Aneurin Leisure Trust, which runs libraries in Blaenau Gwent, is preparing to re-open libraries in the county borough.

“Following the Welsh Government’s announcement we’re delighted to advise our customers that we are developing plans to re-open the libraries across Blaenau Gwent,” a spokeswoman for the trust said.

“MAALD (Museums, Archives, Arts and Libraries Division of Welsh Government) is working closely with Public Health Wales to ensure the safety of both our customers and staff to enable us to re-open our services as soon as possible.”

Newport City Council said it is also preparing to re-open its libraries “as soon as possible” – but only when it is safe for customers and staff – and with measures to stop the spread of coronavirus.

These could include fewer customers entering the libraries at a time and changes to opening times to ensure social distancing.

Caerphilly council’s cabinet is considering a phased re-introduction of library services, “with an emphasis on public and staff safety.”

A spokesman for the council added: “We, like other councils, have temporarily redeployed many of our library staff to assist vulnerable residents in the community and it is important that we have sufficient resources to continue this work.”

But Monmouthshire and Torfaen councils have said there are no immediate plans to re-open libraries as staff have been re-deployed to support priority services.

Cllr Paul Jordan, Monmouthshire’s cabinet member for governance and law, said the council does not “judge a visit to a library to be essential” at present, but the issue will be kept under review.
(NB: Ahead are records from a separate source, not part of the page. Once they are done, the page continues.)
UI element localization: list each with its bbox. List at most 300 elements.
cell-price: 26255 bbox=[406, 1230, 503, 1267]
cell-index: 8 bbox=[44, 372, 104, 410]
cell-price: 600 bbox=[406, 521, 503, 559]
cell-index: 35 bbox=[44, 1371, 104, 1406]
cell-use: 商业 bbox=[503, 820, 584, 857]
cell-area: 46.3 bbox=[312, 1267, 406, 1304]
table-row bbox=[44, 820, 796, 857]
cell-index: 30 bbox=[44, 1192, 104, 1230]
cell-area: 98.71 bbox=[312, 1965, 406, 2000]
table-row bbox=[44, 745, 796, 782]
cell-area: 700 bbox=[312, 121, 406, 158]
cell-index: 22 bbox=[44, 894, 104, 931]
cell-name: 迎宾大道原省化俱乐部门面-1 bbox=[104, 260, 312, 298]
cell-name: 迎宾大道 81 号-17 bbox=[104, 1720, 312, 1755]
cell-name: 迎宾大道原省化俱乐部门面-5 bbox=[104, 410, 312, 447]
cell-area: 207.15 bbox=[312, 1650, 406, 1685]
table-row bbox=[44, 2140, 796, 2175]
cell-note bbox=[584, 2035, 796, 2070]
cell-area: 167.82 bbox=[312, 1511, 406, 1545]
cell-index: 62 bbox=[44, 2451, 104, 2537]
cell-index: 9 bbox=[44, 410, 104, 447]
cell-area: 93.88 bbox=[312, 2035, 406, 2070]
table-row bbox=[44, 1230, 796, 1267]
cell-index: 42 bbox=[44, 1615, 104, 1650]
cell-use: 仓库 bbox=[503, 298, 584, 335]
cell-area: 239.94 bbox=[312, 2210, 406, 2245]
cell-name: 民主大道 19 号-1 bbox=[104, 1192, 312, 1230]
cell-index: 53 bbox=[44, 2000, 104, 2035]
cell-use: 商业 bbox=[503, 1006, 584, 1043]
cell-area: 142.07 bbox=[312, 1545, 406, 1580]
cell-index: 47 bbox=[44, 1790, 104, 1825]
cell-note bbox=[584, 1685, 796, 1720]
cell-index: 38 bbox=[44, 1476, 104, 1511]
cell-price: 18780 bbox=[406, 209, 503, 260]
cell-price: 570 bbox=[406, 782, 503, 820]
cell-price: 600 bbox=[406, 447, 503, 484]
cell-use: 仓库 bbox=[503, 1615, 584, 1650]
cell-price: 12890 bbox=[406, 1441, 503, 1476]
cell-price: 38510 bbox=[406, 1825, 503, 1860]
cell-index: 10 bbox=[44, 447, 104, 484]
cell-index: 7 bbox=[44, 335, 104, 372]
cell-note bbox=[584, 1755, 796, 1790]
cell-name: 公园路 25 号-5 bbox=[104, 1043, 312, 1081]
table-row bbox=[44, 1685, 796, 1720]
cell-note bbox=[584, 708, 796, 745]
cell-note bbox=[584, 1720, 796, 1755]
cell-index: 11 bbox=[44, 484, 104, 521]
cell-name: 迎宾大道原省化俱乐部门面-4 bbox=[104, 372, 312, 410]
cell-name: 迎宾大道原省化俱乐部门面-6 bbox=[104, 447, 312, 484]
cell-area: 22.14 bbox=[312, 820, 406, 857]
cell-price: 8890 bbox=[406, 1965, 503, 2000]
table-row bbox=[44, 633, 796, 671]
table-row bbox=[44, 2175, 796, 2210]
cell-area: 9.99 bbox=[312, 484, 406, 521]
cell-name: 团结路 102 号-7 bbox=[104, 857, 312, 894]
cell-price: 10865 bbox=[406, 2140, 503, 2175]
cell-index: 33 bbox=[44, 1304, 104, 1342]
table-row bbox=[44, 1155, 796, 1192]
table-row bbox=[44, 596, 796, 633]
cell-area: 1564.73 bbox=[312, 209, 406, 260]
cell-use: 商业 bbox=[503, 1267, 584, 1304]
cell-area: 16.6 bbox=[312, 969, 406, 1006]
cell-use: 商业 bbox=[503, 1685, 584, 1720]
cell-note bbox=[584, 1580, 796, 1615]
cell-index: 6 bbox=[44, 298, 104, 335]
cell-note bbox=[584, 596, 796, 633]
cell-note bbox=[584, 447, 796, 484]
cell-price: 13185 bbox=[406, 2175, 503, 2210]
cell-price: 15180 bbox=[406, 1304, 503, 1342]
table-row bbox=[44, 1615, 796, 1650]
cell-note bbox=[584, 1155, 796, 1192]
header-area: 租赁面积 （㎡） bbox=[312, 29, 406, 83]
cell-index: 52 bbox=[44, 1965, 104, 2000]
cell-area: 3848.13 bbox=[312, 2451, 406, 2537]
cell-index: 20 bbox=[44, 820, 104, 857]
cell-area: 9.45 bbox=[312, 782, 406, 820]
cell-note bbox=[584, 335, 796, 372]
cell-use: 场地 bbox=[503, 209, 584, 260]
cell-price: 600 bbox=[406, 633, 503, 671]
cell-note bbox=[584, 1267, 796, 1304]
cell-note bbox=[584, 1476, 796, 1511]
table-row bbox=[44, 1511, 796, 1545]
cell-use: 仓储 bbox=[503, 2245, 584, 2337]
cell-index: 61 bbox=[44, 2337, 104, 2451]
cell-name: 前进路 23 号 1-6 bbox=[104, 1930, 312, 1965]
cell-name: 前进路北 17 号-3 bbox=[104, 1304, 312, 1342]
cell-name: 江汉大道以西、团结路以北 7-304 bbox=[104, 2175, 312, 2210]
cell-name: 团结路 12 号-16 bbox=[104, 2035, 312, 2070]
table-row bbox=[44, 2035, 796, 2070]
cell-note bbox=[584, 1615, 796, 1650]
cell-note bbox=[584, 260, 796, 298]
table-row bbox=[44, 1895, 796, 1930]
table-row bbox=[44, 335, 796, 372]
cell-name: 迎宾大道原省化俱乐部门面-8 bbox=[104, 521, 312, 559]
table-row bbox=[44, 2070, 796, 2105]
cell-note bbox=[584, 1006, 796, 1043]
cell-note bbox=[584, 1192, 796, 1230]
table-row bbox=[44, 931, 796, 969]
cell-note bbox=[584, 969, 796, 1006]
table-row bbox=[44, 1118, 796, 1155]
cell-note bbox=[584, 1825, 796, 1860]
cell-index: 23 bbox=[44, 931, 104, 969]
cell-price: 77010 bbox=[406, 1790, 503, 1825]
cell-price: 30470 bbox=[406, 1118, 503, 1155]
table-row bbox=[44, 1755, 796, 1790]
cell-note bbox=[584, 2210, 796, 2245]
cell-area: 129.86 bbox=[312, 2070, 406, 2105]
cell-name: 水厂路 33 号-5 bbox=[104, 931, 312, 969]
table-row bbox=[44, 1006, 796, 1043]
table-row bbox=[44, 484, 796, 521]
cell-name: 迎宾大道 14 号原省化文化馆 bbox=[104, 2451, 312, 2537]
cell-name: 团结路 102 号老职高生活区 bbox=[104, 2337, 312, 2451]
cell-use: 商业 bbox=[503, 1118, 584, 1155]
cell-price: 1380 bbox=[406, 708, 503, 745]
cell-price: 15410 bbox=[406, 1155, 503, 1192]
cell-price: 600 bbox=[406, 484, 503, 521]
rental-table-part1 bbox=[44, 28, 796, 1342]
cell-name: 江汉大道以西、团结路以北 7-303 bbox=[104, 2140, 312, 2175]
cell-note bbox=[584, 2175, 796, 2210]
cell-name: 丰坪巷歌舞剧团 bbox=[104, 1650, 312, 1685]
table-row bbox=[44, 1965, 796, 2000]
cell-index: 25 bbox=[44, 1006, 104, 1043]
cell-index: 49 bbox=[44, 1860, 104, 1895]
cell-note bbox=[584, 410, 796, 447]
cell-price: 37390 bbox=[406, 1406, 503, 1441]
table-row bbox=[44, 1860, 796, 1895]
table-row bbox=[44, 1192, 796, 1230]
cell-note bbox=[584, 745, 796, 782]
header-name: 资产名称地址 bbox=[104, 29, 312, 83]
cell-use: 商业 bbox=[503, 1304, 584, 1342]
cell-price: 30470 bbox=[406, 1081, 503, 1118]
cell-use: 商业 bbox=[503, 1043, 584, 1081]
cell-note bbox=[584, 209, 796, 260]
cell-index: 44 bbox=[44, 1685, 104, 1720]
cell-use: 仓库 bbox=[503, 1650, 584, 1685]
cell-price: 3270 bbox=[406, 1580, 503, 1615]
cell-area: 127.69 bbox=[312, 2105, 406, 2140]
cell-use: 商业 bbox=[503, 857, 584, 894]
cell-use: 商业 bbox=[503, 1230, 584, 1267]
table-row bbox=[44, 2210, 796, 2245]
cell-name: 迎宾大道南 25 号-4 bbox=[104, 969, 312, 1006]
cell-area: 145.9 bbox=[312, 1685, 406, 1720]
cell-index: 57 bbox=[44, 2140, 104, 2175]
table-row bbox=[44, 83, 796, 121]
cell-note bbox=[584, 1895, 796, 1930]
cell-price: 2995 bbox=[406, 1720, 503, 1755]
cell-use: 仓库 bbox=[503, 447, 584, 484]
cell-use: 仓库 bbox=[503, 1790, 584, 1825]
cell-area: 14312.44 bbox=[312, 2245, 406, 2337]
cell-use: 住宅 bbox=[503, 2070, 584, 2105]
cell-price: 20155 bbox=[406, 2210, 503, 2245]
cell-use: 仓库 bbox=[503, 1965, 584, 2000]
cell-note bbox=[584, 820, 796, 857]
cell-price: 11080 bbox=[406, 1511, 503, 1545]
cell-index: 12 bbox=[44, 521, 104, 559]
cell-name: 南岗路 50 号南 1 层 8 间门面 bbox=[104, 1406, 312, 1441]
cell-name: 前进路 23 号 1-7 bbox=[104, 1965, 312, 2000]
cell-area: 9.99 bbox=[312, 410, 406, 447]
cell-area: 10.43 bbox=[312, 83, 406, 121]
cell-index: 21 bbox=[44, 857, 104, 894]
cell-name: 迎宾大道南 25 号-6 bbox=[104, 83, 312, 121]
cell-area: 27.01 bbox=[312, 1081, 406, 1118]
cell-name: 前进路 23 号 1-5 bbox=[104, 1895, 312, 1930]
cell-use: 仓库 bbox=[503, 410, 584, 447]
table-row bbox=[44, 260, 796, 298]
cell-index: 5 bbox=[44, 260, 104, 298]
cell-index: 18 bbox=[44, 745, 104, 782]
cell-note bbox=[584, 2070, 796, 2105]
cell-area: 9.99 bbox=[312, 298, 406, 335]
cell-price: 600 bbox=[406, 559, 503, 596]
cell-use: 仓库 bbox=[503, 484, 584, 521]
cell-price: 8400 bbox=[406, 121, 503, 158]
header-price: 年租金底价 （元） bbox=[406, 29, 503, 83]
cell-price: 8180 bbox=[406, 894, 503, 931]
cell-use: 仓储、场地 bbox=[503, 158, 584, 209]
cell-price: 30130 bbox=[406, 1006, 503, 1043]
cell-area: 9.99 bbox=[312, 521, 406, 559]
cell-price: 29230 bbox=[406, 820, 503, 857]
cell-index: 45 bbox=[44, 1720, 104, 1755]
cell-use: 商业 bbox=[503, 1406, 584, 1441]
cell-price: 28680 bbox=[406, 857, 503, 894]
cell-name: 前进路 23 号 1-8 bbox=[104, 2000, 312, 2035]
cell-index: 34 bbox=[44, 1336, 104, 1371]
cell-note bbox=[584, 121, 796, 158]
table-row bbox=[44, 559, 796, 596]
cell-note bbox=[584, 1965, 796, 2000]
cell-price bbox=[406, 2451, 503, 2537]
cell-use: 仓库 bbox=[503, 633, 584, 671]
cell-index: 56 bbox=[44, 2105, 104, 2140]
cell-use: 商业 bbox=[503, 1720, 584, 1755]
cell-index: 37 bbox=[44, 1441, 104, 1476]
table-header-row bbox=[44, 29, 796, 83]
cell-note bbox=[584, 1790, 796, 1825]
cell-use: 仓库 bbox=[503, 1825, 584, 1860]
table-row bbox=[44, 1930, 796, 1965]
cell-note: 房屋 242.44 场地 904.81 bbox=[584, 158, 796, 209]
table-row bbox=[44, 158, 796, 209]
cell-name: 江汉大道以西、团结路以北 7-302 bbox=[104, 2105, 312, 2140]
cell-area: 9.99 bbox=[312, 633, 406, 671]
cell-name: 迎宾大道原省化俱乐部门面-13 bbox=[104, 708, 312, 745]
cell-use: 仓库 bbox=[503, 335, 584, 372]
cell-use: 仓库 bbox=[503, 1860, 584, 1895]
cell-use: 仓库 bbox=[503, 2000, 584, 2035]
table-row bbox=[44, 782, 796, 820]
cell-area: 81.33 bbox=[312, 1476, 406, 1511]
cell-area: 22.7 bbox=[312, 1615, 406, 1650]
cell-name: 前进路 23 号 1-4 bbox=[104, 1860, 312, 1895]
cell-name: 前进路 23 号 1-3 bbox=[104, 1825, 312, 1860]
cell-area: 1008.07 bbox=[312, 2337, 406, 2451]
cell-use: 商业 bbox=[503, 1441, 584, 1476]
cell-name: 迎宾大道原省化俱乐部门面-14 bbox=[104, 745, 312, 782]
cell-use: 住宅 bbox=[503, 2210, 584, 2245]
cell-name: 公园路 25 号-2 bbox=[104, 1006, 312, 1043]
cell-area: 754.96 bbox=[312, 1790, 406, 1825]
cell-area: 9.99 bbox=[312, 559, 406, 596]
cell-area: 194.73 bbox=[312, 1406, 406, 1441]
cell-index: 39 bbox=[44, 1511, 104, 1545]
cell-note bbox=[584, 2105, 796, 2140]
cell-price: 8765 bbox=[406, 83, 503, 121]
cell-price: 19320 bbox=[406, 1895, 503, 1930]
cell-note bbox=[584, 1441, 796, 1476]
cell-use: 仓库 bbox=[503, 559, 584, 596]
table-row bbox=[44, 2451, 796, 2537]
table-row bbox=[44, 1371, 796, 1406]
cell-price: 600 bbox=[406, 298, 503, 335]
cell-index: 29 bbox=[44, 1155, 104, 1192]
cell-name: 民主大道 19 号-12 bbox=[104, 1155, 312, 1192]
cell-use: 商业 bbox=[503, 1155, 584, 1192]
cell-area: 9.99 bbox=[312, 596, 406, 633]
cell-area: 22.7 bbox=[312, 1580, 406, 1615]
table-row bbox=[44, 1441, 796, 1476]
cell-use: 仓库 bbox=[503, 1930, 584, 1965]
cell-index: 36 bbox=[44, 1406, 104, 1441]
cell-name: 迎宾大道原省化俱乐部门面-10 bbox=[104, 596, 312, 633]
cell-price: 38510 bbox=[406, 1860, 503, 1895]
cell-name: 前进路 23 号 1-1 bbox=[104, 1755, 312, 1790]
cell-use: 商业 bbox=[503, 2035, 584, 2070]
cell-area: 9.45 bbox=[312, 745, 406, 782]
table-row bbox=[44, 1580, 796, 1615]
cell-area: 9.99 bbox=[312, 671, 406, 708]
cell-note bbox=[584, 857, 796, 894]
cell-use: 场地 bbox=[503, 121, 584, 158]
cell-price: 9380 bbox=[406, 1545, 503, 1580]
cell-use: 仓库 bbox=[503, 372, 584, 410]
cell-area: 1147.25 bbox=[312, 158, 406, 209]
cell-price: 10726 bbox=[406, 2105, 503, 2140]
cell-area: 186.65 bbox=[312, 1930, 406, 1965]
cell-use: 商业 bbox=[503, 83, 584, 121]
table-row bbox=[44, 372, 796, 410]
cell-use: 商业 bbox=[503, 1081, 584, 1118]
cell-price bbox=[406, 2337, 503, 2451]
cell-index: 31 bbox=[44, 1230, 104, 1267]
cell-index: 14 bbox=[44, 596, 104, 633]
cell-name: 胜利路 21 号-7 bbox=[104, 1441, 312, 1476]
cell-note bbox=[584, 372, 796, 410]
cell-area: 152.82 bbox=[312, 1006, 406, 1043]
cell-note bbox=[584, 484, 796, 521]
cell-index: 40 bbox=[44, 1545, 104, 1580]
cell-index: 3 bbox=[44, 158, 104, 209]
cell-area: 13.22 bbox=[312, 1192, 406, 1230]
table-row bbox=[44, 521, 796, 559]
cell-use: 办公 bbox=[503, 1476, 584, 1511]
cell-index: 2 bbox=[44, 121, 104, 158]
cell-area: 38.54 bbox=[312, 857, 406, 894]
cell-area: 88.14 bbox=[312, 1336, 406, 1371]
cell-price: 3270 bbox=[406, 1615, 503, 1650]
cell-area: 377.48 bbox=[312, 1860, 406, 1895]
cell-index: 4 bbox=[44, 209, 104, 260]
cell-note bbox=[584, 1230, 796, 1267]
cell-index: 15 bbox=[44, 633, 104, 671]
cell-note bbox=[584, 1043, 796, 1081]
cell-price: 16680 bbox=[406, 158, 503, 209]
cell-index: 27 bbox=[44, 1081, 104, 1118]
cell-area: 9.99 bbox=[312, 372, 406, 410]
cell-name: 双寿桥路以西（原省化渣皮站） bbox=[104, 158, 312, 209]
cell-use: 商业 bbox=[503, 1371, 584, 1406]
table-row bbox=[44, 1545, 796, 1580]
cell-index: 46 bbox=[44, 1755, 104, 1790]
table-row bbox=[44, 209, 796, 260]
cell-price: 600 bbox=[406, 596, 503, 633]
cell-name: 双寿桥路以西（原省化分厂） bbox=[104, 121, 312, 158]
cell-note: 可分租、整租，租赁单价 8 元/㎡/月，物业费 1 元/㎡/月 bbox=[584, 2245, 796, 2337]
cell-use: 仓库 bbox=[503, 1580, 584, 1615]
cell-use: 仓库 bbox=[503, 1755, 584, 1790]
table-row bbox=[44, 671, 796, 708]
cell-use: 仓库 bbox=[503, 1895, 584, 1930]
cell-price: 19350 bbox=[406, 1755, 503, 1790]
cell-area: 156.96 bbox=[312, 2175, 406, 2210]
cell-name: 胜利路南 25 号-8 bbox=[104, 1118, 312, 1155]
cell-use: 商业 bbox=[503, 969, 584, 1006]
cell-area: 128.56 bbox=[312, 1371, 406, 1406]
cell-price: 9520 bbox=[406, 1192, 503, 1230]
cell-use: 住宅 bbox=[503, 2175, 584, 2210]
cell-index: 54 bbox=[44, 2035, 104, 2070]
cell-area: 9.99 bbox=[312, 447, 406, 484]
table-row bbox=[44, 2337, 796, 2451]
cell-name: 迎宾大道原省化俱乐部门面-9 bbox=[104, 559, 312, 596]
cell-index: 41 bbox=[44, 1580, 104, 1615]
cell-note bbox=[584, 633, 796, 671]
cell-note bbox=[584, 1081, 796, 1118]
“The staff have been redeployed to supported shielded and vulnerable groups, to support the authority-wide volunteering effort and to assist in processing business grants,” he said.

“These are all key strategic priorities for the council and we feel the staff are better left to these tasks for now.”

Similarly, a spokesman for Torfaen council said staff have been moved to support the authority’s emerging arrangements for contact tracing which is “a critical importance.”

“Because of this we have no immediate plan to re-open library buildings,” the spokesman said.